[squid-dev] [PATCH] Simpler and more robust request line parser

Tue Nov 3 19:10:15 UTC 2015

On 4/11/2015 5:27 a.m., Alex Rousskov wrote:
> On 11/03/2015 02:12 AM, Amos Jeffries wrote:
>>> On 24/07/2015 11:13 a.m., Alex Rousskov wrote:
>>>> "I am happy to restrict URIs to what older Squids accepted or more.
>>>> Recent parser changes broke Squid. There is no need to go beyond what we
>>>> were doing before those changes. I will gladly make a simple patch
>>>> change to restrict URIs to either that old subset or to the current
>>>> trunk subset, whichever is larger. Exactly what subset do you want me to
>>>> use?"
> 
> 
>>> Current trunk already accepts all ASCII printable characters, and a
>>> bunch of whitespace / control codes.
>>>
>>> "What I would like" is:
>>>
>>> // RFC 3986 URI component character set(s)
>>> // RFC 7230 request-line delimiter
>>> // RFC 7230 HTTP-version character set
>>> auto permit = uriValidCharacters() + CharacterSet::SP;
>>>
>>> if (relaxed_header_parser) {
>>>
>>>  // RFC7230 section 3.5 alternative control-code whitespace
>>>  permit += CharacterSet::HTAB
>>>    + CharacterSet("VT,FF","\x0B\x0C")
>>>    + CharacterSet::CR;
>>>
>>> #if USE_HTTP_VIOLATIONS
>>>   // RFC 2396 unwise character set
>>>   // the "transport agents are known to sometimes modify or use as
>>> delimiter" set
>>>   // which must never be transmitted in un-escaped form
>>>   permit.add('\0');
>>>   permit += CharacterSet("RFC2396-unwise","\"\\|^<>`{}");
>>> #endif
>>> }
>>>
>>>
>>> Which leaves some 27 CTL characters (0x01-0x1F) still forbidden. Things
>>> like delete, backslash, bell, escape, end-of-transmission. I hope you
>>> are not going to argue for re-enabling those inside this parser.
>>>
>>> Of course the bare UTF-8 extended unicode characters are omitted too.
>>> Those is prohibited anywhere in HTTP, and a sure sign that its non-HTTP
>>> being processed. So definitely exit this parser.
>>>
>>> IFF you have no objections to the above charsets then the only thing
>>> this patch is waiting on in the technical sense is polygraph test results.
> 
> 
>> Ping. Do we have agreement on those character sets ?
> 
> Maybe. I asked for the exact "relaxed parser" "HTTP violating" set (the
> only important case in the real world). You gave me code constructing
> various sets under various conditions. Until I start porting the
> proposed patch to trunk, I would not know whether your code is
> compatible with what I think we should do, and what sets it constructs.
> 

Strict parsing:
 0x20-0x21, 0x23-0x3B, 0x3D, 0x3F-0x5B, 0x5D, 0x5F, 0x61-0x7A, 0x7E

Relaxed parsing:
 0x09-0x0d, 0x20-0x21, 0x23-0x3B, 0x3D, 0x3F-0x5B, 0x5D, 0x5F,
0x61-0x7A, 0x7E

Relaxed parsing with USE_HTTP_VIOLATIONS enabled:
 0x09-0x0d, 0x20-0x7E

NOTE 1: violatison is enabled by default. To get non-violations
behaviour people have to have explicitly configured strict parsing, or
built the proxy without violations (reducing their relaxed parser to
just the compliant tolerances).

NOTE 2: HTTP is ASCII-only unless specifically documented. The
request-line is not one of those special cases. The 0x80-0xFF octet
range is not part of ASCII.

I cannot do a proper comparison to the old-old parser because there was
not just one of them. But 3 and bits of partial-parsing in a few places.
They mostly appeared to accept 0x00-0x09, 0x0B-0xFF, with various bits
of the buffer having specific exact-string matches applied or passed
directly to syscalls depending on what code path was being followed.
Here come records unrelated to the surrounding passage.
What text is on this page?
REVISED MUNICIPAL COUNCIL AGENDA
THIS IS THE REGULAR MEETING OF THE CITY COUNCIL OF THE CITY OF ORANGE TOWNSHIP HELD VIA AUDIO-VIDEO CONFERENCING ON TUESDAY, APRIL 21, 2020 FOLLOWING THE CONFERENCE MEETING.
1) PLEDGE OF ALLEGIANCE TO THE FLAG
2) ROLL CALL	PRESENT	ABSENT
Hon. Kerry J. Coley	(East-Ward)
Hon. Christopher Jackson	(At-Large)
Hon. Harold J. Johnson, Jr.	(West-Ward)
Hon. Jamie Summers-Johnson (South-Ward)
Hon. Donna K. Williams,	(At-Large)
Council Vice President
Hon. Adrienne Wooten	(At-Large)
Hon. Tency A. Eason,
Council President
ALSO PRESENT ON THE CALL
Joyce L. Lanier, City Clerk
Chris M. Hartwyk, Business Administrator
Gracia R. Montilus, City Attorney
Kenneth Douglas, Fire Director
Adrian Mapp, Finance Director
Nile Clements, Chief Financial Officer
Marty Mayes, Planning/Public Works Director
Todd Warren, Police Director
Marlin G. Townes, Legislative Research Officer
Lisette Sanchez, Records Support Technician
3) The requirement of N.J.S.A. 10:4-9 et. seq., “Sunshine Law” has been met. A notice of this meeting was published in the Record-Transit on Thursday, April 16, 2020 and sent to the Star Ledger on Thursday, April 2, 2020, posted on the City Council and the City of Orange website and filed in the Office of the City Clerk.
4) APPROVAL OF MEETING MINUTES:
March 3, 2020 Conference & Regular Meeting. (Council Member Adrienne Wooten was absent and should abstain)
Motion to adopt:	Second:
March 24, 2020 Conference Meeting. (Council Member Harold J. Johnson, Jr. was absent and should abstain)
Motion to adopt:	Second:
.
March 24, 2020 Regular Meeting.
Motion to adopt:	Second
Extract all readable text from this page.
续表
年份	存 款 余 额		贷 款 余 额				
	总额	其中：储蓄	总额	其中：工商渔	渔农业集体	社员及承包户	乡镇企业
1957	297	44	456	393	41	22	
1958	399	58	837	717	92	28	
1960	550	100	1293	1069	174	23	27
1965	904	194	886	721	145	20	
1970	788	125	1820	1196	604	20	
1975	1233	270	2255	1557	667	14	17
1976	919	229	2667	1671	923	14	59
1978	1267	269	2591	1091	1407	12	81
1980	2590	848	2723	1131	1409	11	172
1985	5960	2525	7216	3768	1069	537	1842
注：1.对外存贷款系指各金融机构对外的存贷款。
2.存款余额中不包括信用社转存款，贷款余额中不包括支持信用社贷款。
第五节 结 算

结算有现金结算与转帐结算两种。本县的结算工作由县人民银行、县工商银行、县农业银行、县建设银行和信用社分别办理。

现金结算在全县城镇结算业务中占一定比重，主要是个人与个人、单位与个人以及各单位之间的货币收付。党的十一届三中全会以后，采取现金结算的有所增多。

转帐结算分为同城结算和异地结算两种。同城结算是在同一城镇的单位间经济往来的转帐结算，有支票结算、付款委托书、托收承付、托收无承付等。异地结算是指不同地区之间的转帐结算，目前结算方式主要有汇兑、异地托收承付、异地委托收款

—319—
The biggest problem is the main syscall, isspace() which is locale
dependent. So there are some really weird attacks possible by sending an
HTTP message with locale-specific "whitspace" delimiters around the URL
field, then the first actual SP (0x20) character on another line
somewhere after the first \n character. Sometimes that second line gets
parsed and used as the URL, not the one on the first line of the message.

I can see where your temptation to accept 0x00-0xFF comes from. But I
really think we need to do better with the validation side of parse now,
since this parser is replacing whole code paths of both parse and
validation.

Rejecting the 0x01-0x08, 0x0E-0x1F, 0x7F set even in violations mode is
a good start on that. Those characters are non-printable and can affect
display in logs, terminals, and when debugging.

> You also expressed hope that we will not re-enable support for CTL
> characters. I do not know whether the old parser allowed [some of] them,
> which is one of the primary acceptance conditions for me (by default, we
> want to accept everything old Squid accepted and possibly more; any new
> restrictions should be discussed).
> 
> You also talked about Unicode which sounds completely irrelevant to me
> because we are (or should be) dealing with octets and their 0-255
> integer values, not any smart encoding on top of that.

Unicode: octets 0x80-0xFF.

> 
> In summary, I could not (and still cannot) respond with a quick
> "agreed/disagreed". You did not give me enough information in an
> digestible enough form to do that. You are certainly _not_ obligated to
> provide the info I ask in a form I can quickly grok! I am just
> explaining why I could not respond promptly.
> 
> 
> Moreover, there is still some merging work required because you have
> changed the parser between my review of your parser and my suggested
> replacement patch. I could no longer simply adjust the sets and apply my
> patch back then. That merging work is still required. If you have the
> time to do that, please do it.

The current parser is accepting the same sets above that I am requesting
from yours, in those same above modes. It seems to be working okay so
far as the charactersets go.

Trying to update the patch now.

Thank you.

Amos